证明:假设 $(a_n)$ 在某个 $i>2000$ 处完成,或根本不完成。则由第二个引理以及 $999$ 与 $a_2$ 都不为 $0$,可知在 $(a_1,a_2),\dots,(a_{1999},a_{2000})$ 这些相邻对中,没有任何一对包含 $0$,也没有任何一对等于 $(1,1)$。于是由第一个引理得到
\[\max(a_1,a_2)>\max(a_3,a_4)>\cdots>\max(a_{1999},a_{2000})>0,\]

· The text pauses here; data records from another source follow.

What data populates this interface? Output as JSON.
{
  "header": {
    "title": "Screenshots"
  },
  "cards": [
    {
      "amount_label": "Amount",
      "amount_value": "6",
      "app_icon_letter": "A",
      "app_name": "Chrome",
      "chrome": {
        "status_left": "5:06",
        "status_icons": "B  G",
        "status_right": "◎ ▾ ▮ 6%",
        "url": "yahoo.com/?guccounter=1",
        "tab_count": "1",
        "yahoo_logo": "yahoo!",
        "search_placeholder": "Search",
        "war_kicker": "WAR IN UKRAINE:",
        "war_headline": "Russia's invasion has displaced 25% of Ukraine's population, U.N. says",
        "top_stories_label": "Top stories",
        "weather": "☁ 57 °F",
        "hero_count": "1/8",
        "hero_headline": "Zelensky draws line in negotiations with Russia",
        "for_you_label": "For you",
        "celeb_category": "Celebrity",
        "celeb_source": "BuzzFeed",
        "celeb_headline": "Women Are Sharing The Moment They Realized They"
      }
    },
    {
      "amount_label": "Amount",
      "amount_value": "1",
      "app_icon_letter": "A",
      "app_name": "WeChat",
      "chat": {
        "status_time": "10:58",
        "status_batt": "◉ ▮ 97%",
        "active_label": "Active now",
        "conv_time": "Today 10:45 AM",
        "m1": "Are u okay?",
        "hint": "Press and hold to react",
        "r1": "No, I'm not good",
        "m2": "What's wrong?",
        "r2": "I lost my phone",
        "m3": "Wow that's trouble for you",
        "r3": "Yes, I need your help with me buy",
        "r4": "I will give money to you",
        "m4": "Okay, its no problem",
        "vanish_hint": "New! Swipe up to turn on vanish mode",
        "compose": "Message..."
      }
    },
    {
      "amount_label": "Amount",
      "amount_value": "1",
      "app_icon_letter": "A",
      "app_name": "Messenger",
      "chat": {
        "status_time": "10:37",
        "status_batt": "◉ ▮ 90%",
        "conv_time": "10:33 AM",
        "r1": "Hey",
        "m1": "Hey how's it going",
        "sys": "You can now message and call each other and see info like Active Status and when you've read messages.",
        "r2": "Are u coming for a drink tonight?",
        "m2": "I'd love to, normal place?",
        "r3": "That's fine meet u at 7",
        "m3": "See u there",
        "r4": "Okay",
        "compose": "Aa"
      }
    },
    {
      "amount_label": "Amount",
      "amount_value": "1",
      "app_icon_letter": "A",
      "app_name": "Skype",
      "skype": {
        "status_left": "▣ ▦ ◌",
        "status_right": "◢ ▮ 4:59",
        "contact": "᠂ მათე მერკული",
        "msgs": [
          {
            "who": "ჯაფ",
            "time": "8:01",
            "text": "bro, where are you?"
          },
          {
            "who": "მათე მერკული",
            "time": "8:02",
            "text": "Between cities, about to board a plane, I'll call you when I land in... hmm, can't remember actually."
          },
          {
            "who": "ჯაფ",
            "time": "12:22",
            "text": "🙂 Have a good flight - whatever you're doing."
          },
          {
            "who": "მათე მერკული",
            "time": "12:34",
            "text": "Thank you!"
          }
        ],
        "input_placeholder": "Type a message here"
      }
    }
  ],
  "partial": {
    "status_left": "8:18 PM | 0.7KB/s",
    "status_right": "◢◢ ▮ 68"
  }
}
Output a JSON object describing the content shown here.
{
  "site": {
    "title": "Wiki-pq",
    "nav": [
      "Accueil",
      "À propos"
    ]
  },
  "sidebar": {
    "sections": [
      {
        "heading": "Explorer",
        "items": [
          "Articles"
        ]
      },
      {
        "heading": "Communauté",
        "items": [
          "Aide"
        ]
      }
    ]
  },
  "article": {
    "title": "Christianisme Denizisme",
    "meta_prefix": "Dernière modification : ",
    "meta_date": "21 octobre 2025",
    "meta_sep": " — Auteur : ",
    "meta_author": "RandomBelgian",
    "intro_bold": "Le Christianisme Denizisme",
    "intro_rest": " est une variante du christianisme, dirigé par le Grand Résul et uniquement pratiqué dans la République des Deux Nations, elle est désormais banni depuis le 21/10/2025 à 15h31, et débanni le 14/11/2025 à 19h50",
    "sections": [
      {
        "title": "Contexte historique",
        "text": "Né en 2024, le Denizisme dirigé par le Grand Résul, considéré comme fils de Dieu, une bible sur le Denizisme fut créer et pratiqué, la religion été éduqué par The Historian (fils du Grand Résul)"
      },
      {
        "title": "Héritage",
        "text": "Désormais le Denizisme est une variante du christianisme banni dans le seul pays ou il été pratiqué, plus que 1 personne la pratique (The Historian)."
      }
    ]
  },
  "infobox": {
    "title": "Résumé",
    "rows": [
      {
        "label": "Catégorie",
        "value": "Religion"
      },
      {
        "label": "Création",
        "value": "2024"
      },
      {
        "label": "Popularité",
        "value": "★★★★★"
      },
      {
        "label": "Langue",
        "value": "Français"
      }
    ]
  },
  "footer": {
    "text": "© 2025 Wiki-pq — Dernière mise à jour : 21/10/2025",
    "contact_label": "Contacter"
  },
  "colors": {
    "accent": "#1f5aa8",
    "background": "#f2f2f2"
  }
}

从而 $999=\max(a_1,a_2)\geq 1000$,矛盾。故 $(a_n)$ 必在某个 $i\leq 2000$ 处完成。
现在可以确定需要计数的 $a_2$。
注意 $2006\equiv 2\pmod 3$,且 $a_1=999$ 为奇数。分两种情况。
情况 1:若 $a_2$ 为奇数,则 $a_3$ 为偶数,$a_4$ 为奇数,$a_5$ 为奇数,$a_6$ 为偶数,并且由于递推定义,这种模式每三项重复一次,因此 $(a_n)$ 模 $2$ 的序列为
\[1,1,0,1,1,0,\dots\]
所以 $a_{2006}$ 为奇数,从而为 $1$(因为若 $(a_n)$ 在 $i$ 处完成,则对所有 $k\geq i$,$a_k$ 必为 $0$ 或 $1$)。
情况 2:若 $a_2$ 为偶数,则 $a_3$ 为奇数,$a_4$ 为奇数,$a_5$ 为偶数,$a_6$ 为奇数,并且这种模式每三项重复一次,因此 $(a_n)$ 模 $2$ 的序列为
\[1,0,1,1,0,1,\dots\]
所以 $a_{2006}$ 为偶数,从而为 $0$。
因此,$a_{2006}=1$ 当且仅当 $\gcd(999,a_2)=1$ 且 $a_2$ 为奇数。于是我们只需计数满足这些条件的 $a_2$。
小于 $999$ 且与其互素的数共有 $\phi(999)=648$ 个($\phi$ 为欧拉函数)。我们要数其中有多少是奇数。注意映射
\[t\mapsto 999-t\]
在小于 $999$ 且与 $999$ 互素的奇数与偶数之间建立了一一对应。因此最终答案为 $648/2=324$,即 $\boxed{\text{B}}$。